Will Additional Migraine Surgery Help?
Q: I am writing because I have had migraine surgery for the occipital and temporal triggers last year. I am having a lot of migraines and tension headaches behind my eyes and above my eyebrows at this point. The frequency is about three per week. I can’t take it anymore. What do you see are my options at this point. The good news is I haven’t had any migraines on the back of my head. I am just discouraged because it seems the pain has migrated to another trigger site.

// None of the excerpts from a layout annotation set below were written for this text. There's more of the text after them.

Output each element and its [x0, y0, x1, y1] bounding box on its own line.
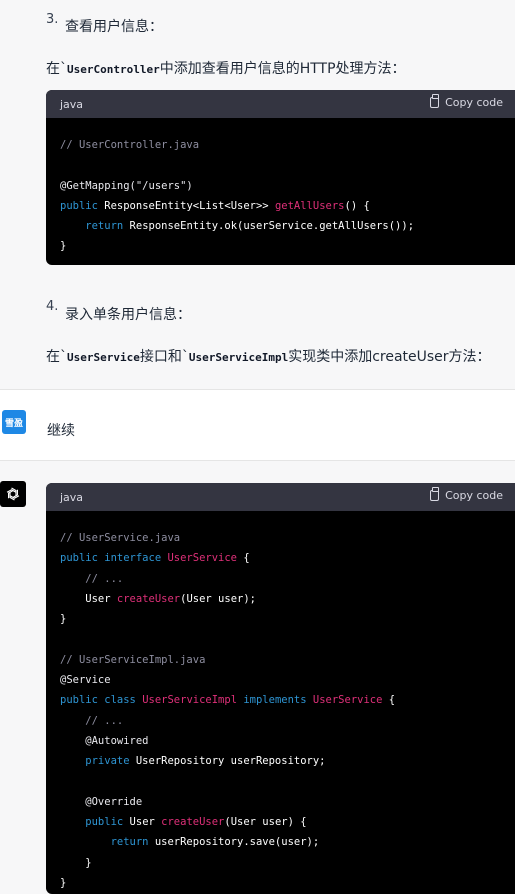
step-3-description: 在`UserController中添加查看用户信息的HTTP处理方法：	[46, 58, 406, 78]
code-token-ann: @GetMapping("/users")	[60, 179, 193, 192]
openai-logo-svg	[6, 487, 20, 501]
code-line: }	[60, 873, 515, 893]
step-4-title: 录入单条用户信息：	[65, 307, 191, 323]
code-token-plain: }	[60, 877, 67, 890]
step-4-number: 4.	[46, 299, 59, 314]
openai-logo-icon	[0, 481, 26, 507]
user-avatar: 雪盈	[2, 410, 26, 434]
user-message-row	[0, 389, 515, 461]
code-token-plain: }	[60, 613, 67, 626]
step-3-title: 查看用户信息：	[65, 19, 163, 35]
user-message-text: 继续	[47, 423, 75, 439]
code-line: @Autowired	[60, 731, 515, 751]
step-4-suffix: 实现类中添加createUser方法：	[288, 349, 491, 365]
code-token-fn: UserService	[167, 552, 238, 565]
code-line: @GetMapping("/users")	[60, 176, 515, 196]
inline-code-userservice: UserService	[67, 351, 140, 364]
copy-code-label: Copy code	[445, 96, 503, 109]
code-language-label: java	[60, 491, 84, 504]
code-token-plain: ResponseEntity.ok(userService.getAllUser…	[129, 220, 415, 233]
code-token-kw: private	[60, 755, 136, 768]
code-token-ann: @Override	[60, 795, 143, 808]
code-line: // UserServiceImpl.java	[60, 650, 515, 670]
step-4-description: 在`UserService接口和`UserServiceImpl实现类中添加cr…	[46, 346, 491, 366]
code-token-comment: // ...	[60, 714, 124, 727]
code-body: // UserService.java public interface User…	[46, 511, 515, 893]
code-language-label: java	[60, 98, 84, 111]
code-token-kw: return	[60, 220, 130, 233]
code-line: private UserRepository userRepository;	[60, 751, 515, 771]
code-token-kw: public class	[60, 694, 143, 707]
code-token-kw: implements	[243, 694, 313, 707]
copy-code-label: Copy code	[445, 489, 503, 502]
code-token-comment: // ...	[60, 572, 124, 585]
code-block-userservice: java Copy code // UserService.java public…	[46, 483, 515, 894]
code-token-ann: @Autowired	[60, 734, 149, 747]
code-line: @Override	[60, 792, 515, 812]
code-line: }	[60, 609, 515, 629]
code-token-comment: // UserService.java	[60, 532, 181, 544]
code-line: public interface UserService {	[60, 548, 515, 568]
code-line: // ...	[60, 569, 515, 589]
code-token-fn: createUser	[116, 592, 181, 605]
code-token-plain: UserRepository userRepository;	[135, 755, 326, 768]
code-header: java Copy code	[46, 483, 515, 511]
step-3-prefix: 在`	[46, 61, 67, 77]
code-token-ann: @Service	[60, 674, 111, 687]
code-token-plain: () {	[344, 199, 370, 212]
code-token-kw: public	[60, 816, 130, 829]
step-4-mid: 接口和`	[139, 349, 189, 365]
code-line: // UserService.java	[60, 528, 515, 548]
code-token-plain: User	[60, 592, 117, 605]
code-token-fn: UserServiceImpl	[142, 694, 244, 707]
code-line: // ...	[60, 711, 515, 731]
code-line: @Service	[60, 670, 515, 690]
code-block-usercontroller: java Copy code // UserController.java @G…	[46, 90, 515, 265]
code-header: java Copy code	[46, 90, 515, 118]
clipboard-icon	[430, 487, 440, 501]
code-token-plain: {	[382, 694, 396, 707]
copy-code-button[interactable]: Copy code	[430, 94, 503, 109]
code-line: // UserController.java	[60, 135, 515, 155]
code-line: }	[60, 236, 515, 256]
code-token-plain: userRepository.save(user);	[154, 836, 320, 849]
code-token-comment: // UserServiceImpl.java	[60, 653, 206, 666]
code-token-plain: {	[237, 552, 250, 565]
step-4-prefix: 在`	[46, 349, 67, 365]
step-3-number: 3.	[46, 12, 59, 27]
code-token-comment: // UserController.java	[60, 139, 200, 151]
code-token-kw: public interface	[60, 552, 168, 565]
code-token-kw: return	[60, 836, 155, 849]
code-token-fn: UserService	[312, 694, 383, 707]
code-token-fn: getAllUsers	[274, 199, 345, 212]
inline-code-usercontroller: UserController	[67, 63, 160, 76]
code-token-plain: User	[129, 816, 162, 829]
code-body: // UserController.java @GetMapping("/use…	[46, 118, 515, 257]
code-line: public class UserServiceImpl implements …	[60, 690, 515, 710]
code-line: return ResponseEntity.ok(userService.get…	[60, 216, 515, 236]
code-token-plain: (User user);	[180, 592, 256, 605]
code-line: User createUser(User user);	[60, 589, 515, 609]
code-token-kw: public	[60, 199, 105, 212]
code-token-fn: createUser	[161, 816, 225, 829]
code-line: public ResponseEntity<List<User>> getAll…	[60, 196, 515, 216]
code-line: }	[60, 853, 515, 873]
code-token-plain: ResponseEntity<List<User>>	[104, 199, 275, 212]
code-line: public User createUser(User user) {	[60, 812, 515, 832]
code-line: return userRepository.save(user);	[60, 832, 515, 852]
code-token-plain: }	[60, 240, 67, 253]
step-3-suffix: 中添加查看用户信息的HTTP处理方法：	[159, 61, 406, 77]
copy-code-button[interactable]: Copy code	[430, 487, 503, 502]
code-token-plain: (User user) {	[224, 816, 307, 829]
clipboard-icon	[430, 94, 440, 108]
inline-code-userserviceimpl: UserServiceImpl	[188, 351, 289, 364]
code-token-plain: }	[60, 856, 92, 869]
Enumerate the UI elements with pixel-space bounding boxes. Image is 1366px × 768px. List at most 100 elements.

A: I think you do have some additional options at this point. The occipital area has had a good decompression which is why you have good results at this point. I always find occipital decompression works the best because it is the easiest and most direct to approach. The issue is the frontal/temporal region. There are two triggers in this area, one of which has not been treated at all (brow/supraorbital nerve) according to your description of your operation. It was not treated undoubtably because it was not a major contributor at the time. Treating one trigger can unmask other triggers. The temporal trigger (zygomaticotemporal) appears to have been treated from the temporal scalp approach which is not the best way. It has been learned that the main trunk of the nerve is in the midst of the temporal muscle and should be treated at this level which requires a different incisional approach. Both the supraorbital and the main trunk of the zygomaticotemporal nerve can be treated through an endoscopic browlift approach. Both nerves can be reached through two small scalp incisions and this additional migraine surgery should be helpful.